The challenges in successful vaccination against influenza using conventional approaches lie in their variable efficacy in different age populations, the antigenic variability of the circulating virus, and the production and manufacturing limitations to ensure safe, timely, and adequate supply of vaccine. The conventional influenza vaccine platform is based on stimulating immunity against the major neutralizing antibody target, hemagglutinin (HA), by virus attenuation or inactivation. Improvements to this conventional system have focused primarily on improving production and immunogenicity. Cell culture, reverse genetics, and baculovirus expression technology allow for safe and scalable production, while adjuvants, dose variation, and alternate routes of delivery aim to improve vaccine immunogenicity. Fundamentally different approaches that are currently under development hope to signal new generations of influenza vaccines. Such approaches target nonvariable regions of antigenic proteins, with the idea of stimulating cross-protective antibodies and thus creating a "universal" influenza vaccine. While such approaches have obvious benefits, there are many hurdles yet to clear. Here, we discuss the process and challenges of the current influenza vaccine platform as well as new approaches that are being investigated based on the same antigenic target and newer technologies based on different antigenic targets.

Fig 1

Timeline of major events in influenza vaccine development. Influenza pandemics and major H5N1 outbreaks are indicated in red, while major breakthroughs in influenza vaccine development are highlighted in blue. Superscript numbers indicate references. *, see the FDA website (http://www.fda.gov/); ∧, see the European Medicines Agency website (http://www.ema.europa.eu); #, see the CDC website (http://www.cdc.gov/vaccines/acip/index.html).

Fig 2

(A) Crystal structure of the hemagglutinin (HA) trimer.
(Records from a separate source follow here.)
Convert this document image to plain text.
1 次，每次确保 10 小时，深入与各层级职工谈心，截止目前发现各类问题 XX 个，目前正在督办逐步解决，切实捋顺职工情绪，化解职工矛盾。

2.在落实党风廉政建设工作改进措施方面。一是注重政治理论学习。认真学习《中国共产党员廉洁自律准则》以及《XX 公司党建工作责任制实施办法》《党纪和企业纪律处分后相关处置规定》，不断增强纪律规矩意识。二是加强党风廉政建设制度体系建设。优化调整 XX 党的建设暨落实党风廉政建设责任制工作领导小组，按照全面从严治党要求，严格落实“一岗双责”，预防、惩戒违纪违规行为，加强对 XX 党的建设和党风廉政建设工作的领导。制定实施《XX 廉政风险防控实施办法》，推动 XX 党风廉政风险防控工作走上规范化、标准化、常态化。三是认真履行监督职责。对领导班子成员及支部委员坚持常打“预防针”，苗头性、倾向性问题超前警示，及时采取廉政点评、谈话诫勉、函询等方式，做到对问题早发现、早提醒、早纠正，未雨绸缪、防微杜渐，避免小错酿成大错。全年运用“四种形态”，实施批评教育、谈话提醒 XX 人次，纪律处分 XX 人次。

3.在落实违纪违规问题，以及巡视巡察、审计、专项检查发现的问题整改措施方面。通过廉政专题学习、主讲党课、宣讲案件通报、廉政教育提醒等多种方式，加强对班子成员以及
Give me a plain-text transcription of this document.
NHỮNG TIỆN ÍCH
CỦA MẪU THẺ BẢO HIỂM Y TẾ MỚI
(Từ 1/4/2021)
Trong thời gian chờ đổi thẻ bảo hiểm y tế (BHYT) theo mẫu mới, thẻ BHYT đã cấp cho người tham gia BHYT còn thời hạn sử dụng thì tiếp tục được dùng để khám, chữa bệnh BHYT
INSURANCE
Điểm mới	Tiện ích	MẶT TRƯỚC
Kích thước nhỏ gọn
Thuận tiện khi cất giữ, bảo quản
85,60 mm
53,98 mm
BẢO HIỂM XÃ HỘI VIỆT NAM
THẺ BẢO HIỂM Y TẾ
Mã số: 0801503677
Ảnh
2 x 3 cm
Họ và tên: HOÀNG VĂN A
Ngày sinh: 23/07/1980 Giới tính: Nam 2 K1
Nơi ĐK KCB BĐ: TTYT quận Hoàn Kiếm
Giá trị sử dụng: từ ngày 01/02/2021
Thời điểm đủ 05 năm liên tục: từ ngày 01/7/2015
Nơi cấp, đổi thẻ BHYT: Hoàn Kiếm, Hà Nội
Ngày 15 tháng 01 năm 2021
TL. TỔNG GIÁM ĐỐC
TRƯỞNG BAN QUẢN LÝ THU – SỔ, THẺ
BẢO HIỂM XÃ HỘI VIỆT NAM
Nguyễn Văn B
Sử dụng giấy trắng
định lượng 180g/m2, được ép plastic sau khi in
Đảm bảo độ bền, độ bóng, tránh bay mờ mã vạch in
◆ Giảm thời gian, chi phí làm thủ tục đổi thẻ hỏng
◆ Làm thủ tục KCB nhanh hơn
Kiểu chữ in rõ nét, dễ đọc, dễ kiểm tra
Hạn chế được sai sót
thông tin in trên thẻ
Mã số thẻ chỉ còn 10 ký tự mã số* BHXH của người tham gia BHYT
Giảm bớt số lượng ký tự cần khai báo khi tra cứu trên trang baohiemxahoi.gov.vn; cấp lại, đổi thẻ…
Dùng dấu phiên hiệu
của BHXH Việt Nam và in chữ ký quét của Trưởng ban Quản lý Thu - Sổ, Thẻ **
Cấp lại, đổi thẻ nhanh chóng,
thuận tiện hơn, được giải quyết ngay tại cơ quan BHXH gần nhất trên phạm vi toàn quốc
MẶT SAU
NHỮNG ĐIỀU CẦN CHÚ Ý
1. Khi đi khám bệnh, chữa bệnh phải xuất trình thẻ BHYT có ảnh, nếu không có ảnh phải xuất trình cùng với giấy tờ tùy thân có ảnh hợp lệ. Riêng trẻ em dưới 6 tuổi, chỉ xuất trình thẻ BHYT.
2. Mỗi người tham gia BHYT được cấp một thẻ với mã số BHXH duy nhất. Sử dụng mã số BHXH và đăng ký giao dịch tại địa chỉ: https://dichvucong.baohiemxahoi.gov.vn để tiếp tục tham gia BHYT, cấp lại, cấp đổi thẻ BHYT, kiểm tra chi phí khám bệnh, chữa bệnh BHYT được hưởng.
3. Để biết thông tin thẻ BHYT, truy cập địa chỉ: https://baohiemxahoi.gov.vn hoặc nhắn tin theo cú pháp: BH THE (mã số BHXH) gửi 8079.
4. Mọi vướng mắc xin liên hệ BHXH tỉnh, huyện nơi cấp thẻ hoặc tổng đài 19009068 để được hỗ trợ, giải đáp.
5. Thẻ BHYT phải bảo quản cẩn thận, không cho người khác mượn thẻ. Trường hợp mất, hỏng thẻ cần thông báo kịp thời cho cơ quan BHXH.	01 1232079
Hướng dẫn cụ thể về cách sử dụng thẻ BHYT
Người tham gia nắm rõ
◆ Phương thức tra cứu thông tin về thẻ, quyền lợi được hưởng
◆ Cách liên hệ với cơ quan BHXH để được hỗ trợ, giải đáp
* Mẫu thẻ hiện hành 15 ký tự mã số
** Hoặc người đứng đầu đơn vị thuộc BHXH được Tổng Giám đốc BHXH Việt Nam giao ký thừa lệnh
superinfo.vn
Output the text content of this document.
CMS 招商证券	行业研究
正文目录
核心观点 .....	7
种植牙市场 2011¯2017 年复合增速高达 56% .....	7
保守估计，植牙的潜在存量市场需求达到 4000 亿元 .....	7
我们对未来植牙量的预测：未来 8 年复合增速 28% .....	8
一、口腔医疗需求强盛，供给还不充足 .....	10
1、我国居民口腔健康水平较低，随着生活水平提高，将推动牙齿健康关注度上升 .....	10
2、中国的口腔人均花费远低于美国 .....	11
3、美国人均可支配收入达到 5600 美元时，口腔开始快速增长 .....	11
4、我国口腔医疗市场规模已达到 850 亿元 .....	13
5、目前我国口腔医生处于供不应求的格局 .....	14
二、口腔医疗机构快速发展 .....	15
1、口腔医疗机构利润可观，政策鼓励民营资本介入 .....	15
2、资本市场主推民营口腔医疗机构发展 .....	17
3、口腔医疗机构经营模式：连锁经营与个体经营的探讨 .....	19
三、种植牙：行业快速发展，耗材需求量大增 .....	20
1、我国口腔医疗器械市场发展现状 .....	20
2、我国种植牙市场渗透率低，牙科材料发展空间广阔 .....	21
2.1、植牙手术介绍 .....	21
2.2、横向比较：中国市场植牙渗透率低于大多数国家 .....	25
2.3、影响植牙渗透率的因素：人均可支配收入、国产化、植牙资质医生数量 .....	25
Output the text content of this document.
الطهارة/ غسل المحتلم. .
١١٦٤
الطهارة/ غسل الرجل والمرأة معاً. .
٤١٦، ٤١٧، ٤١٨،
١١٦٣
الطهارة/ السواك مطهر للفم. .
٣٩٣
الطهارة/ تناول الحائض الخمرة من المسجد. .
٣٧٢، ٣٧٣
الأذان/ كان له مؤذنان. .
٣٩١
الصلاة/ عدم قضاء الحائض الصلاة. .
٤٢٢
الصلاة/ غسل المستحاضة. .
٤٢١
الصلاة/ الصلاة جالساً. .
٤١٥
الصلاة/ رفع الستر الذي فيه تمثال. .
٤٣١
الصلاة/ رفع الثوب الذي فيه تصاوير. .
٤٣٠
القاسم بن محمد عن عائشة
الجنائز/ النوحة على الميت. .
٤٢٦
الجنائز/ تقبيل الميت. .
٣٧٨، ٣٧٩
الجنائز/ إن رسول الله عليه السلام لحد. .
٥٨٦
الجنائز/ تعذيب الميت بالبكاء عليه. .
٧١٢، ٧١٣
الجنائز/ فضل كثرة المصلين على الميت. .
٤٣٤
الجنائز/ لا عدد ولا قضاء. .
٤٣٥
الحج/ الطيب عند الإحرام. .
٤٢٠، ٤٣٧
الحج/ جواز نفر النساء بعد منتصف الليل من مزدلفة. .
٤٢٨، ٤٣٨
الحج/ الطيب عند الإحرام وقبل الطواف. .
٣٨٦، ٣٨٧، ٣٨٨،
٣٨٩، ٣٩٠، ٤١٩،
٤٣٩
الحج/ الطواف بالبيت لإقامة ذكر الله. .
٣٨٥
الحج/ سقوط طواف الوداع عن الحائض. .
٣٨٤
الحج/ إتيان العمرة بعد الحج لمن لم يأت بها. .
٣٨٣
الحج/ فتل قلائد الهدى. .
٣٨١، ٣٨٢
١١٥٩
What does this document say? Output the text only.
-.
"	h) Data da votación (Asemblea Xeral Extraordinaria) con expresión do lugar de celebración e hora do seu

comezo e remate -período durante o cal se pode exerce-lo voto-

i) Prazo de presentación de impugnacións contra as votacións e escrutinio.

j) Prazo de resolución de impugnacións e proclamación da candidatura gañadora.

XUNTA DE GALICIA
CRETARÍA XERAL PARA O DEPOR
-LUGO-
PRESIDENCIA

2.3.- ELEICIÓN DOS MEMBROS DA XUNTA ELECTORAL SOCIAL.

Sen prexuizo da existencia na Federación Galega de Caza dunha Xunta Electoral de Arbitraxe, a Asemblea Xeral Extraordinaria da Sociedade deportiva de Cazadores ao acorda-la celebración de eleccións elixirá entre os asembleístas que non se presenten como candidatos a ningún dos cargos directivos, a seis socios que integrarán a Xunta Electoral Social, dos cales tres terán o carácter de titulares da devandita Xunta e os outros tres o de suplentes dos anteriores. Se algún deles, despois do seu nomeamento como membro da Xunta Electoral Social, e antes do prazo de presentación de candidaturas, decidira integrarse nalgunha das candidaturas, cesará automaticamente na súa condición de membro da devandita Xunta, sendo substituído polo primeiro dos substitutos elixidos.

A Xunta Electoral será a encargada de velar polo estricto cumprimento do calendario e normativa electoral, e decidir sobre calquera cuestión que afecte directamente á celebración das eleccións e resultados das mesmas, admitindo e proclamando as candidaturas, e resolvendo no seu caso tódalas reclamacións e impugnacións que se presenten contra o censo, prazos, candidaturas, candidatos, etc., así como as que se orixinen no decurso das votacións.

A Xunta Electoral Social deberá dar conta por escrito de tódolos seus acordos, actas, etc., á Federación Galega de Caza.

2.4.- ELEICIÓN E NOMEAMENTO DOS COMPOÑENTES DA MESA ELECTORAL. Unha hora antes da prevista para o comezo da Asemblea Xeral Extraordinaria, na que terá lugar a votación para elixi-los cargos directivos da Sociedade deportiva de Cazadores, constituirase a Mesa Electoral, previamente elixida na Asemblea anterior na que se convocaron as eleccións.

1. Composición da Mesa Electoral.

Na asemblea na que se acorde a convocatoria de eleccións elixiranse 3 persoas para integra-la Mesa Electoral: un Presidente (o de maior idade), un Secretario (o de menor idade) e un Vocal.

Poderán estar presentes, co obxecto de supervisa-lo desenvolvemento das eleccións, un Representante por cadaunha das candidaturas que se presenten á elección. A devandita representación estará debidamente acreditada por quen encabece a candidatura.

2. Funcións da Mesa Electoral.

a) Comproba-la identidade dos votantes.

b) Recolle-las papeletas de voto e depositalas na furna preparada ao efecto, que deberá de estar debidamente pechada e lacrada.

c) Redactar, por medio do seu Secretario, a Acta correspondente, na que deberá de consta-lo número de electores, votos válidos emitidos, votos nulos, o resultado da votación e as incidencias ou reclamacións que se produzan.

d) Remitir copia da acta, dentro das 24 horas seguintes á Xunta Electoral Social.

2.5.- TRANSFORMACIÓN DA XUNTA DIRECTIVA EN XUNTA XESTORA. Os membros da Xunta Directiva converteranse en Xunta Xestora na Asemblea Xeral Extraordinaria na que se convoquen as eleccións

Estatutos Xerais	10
Shown in this figure is a group 1 HA (H1 subtype) (Protein Data Bank [PDB] accession number 3LGZ), and only one monomer is colored for clarity. The receptor-binding domain (yellow spheres) and the antigenic sites (for H1N1, Sa [blue], Sb [cyan], Cb [magenta[, Ca2 [white[, and Ca1 [orange]) are all located within the globular head of the protein. The stalk region, consisting of long alpha-helix loops (in red) and the fusion peptide, is more conserved across the different subtypes and plays an important role in the fusion process during virus uncoating. Epitopes/regions in the stalk region that induce broadly cross-reactive antibodies to group 1 (circled in blue) and both group 1 and 2 (circled in red) have been identified (as indicated). (B) A group 2 HA monomer (H3 subtype) (modified from data reported under PDB accession number 3DSY), with the group-reactive epitope highlighted in magenta. References are indicated in parentheses.